Choi Seungcheol terbangun dari lelapnya tidur dengan menyadari tempat di sebelahnya telah berubah dingin. Bantal dan guling yang selalu berantakan telah tersusun rapih, begitu juga dengan ponsel yang menghilang dari nakas. Tidak terdengar suara apapun dari rumah dua lantai yang mereka tempati selama bertahun-tahun membuat laki-laki itu gelisah, lalu memilih untuk berdiri dan menyusuri setiap ruangan.

Satu demi satu dia buka perlahan, dari kamar mandi pribadi mereka hingga ke ruang kerja miliknya dan dia kemudian berlari secepat mungkin kembali ke dalam kamar. Dia buka pintu lemari pakaian lebar-lebar, mengamati setiap benda yang ada di sana dan sekali lagi setelah bertahun-tahun, Yoon Jeonghan meninggalkan dirinya.

Menghela napas panjang adalah satu-satunya yang dapat dilakukan, ketika dia mendapati suaminya telah pergi dari rumah dengan setumpuk pakaian dan koper menghilang dari dalam lemari. Dia pikir Jeonghan telah berubah setelah bertahun-tahun, namun lelaki itu tetap saja sama.

Yoon Jeonghan adalah ahli dalam permainan kabur dari masalah. Menghindari diri setelah mendengar kenyataan yang seharusnya diketahui.

Seungcheol seharusnya tahu itu dan menutup mulut tololnya untuk tidak mengutarakan seluruh unek-unek yang bersarang selama bertahun-tahun. Apa susahnya untuk menutup mulut dan mengikuti dunia sandiwara sang Yoon Jeonghan?

Seharusnya Seungcheol menyadari ketika Jeonghan mengatakan bahwa dia tidak akan terluka karena ucapan adalah sebuah kebohongan. Laki-laki itu pembohong ulung.

Seharusnya Seungcheol sadar bahwa Jeonghan yang egois adalah manusia paling munafik yang pernah diciptakan.

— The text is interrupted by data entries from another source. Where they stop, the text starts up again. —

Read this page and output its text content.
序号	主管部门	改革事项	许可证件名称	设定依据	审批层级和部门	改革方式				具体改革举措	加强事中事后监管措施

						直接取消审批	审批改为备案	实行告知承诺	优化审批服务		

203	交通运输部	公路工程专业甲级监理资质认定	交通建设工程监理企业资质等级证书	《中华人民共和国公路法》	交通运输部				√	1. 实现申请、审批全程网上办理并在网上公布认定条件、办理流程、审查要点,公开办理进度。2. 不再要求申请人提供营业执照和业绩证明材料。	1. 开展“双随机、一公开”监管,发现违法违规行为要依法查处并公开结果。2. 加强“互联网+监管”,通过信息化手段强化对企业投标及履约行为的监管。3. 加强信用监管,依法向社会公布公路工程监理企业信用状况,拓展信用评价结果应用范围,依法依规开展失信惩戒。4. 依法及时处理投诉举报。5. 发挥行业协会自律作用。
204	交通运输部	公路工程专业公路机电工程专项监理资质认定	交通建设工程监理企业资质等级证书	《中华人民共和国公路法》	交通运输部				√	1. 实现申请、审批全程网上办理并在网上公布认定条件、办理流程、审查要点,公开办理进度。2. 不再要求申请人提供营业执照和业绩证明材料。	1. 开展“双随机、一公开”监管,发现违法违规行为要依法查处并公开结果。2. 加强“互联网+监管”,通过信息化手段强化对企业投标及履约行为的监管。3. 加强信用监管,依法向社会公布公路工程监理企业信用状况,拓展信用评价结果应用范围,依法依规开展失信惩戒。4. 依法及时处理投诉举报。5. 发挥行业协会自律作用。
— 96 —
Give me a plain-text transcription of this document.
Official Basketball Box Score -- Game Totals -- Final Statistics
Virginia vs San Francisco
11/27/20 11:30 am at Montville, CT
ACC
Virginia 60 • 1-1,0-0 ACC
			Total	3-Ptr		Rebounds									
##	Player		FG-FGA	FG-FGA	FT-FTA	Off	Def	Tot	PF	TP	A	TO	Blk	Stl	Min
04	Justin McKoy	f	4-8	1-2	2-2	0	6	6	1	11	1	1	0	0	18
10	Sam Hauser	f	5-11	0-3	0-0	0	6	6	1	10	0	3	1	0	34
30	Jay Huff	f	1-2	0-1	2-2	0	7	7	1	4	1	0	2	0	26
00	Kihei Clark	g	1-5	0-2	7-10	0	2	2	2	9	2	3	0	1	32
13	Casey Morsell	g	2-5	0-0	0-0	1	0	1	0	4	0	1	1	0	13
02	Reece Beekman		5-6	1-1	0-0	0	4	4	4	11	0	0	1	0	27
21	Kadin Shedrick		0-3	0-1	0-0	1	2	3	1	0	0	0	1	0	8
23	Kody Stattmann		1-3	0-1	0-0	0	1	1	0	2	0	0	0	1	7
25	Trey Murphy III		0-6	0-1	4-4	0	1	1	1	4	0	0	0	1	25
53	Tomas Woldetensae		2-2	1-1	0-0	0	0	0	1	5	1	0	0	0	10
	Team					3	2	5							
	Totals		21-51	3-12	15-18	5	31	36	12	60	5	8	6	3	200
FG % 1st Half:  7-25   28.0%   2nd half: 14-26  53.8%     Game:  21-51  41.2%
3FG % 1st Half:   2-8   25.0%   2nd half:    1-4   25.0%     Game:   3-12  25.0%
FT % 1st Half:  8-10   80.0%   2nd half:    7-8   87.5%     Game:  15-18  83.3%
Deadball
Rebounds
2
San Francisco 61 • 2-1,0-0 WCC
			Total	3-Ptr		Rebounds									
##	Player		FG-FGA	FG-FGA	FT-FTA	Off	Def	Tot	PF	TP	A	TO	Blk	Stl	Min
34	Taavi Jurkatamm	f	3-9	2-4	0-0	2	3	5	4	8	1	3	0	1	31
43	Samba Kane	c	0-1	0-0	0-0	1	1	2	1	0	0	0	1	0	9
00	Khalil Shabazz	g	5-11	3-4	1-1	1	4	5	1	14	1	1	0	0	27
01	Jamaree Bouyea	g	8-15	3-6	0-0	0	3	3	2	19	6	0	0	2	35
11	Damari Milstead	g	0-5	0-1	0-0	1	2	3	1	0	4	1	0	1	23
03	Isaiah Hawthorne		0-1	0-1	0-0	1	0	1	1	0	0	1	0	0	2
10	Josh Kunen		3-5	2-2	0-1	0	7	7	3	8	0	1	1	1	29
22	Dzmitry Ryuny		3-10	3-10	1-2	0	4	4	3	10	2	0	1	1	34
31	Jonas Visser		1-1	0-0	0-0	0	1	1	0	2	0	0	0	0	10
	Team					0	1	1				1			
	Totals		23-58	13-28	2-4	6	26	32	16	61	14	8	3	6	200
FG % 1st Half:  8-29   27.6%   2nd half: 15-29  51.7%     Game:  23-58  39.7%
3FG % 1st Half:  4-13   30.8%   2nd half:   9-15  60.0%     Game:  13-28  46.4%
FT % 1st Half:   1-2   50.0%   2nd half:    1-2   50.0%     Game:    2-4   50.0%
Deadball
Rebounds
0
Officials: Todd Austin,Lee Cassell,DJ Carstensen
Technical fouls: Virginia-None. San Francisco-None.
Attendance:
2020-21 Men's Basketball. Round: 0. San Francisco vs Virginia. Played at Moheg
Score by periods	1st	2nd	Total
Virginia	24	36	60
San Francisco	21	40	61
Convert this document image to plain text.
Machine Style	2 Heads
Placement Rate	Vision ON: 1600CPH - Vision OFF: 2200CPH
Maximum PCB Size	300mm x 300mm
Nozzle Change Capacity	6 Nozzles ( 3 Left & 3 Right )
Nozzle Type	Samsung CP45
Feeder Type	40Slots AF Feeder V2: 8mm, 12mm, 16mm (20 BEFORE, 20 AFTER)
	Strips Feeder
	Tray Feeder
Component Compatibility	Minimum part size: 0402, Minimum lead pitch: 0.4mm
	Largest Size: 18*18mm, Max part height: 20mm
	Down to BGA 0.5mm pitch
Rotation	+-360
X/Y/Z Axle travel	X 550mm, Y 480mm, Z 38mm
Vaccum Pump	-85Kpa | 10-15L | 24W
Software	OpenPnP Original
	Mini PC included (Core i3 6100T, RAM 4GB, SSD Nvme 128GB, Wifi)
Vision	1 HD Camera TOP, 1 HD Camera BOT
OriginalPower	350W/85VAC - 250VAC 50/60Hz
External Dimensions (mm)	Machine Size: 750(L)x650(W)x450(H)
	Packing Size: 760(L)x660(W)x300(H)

Kini akibat kebodohan dirinya sendiri, dia mendapati Yoon Jeonghan sudah tidak berada di rumah mereka. Sialan. Beribu sialan. Dia benar-benar membenci Jeonghan, dia membenci laki-laki yang pergi begitu saja dari dalam hidupnya seakan tidak menghargai perasaan yang masih berakar kuat di dalam hati.

Namun, tenggelam di dalam kesedihan yang mendera dan kekesalan yang membesar bukanlah bagian dari dirinya—itu Jeonghan. Choi Seungcheol adalah orang yang rasional, dia dapat berpikir lebih logis daripada sang suami, maka dengan cepat laki-laki itu mengambil ponsel pintarnya sendiri dan mengecek surel. Senyum merekah di bibir yang rindu mengecup sang suami ketika melihat sebuah pesan elektronik pembelian tiket pesawat atas nama Jeonghan.

Jerman, Berlin.

Begitulah tulisan sebuah tujuan yang menggelitik hatinya. Untuk sekian kalinya dalam sejarah kabur, laki-laki itu selalu memilih negara tempat mereka bertemu seakan dia ingin ditemukan dan diselamatkan berkali-kali.

Konyol.

Dia benar-benar menikahi lelaki konyol yang selalu kabur.

Dengan sigap Seungcheol langsung mengambil paspor dari dalam laci dan dompet, dia tidak butuh apa-apa lagi untuk saat ini saat dirinya harus menarik kembali sang suami ke dalam hangatnya rumah dan pelukannya. Dia membeli penerbangan ke Jerman yang waktu keberangkatannya sedekat mungkin, tidak peduli jika harus merogoh kocek yang dalam. Untuk seorang Yoon Jeonghan dia rela melakukan apapun, termasuk menentang permintaan sang ibu yang mendorong mereka hingga terjadi keributan ini.

Yoon Jeonghan terduduk mematung di salah satu sofa yang terletak di dalam lounge milik maskapai yang dinaikinya. Mata bulatnya memandang lapangan bandar udara yang terdapat jajaran pesawat parkir, diantaranya ada yang bergerak dan Jeonghan tidak peduli dengan itu semua.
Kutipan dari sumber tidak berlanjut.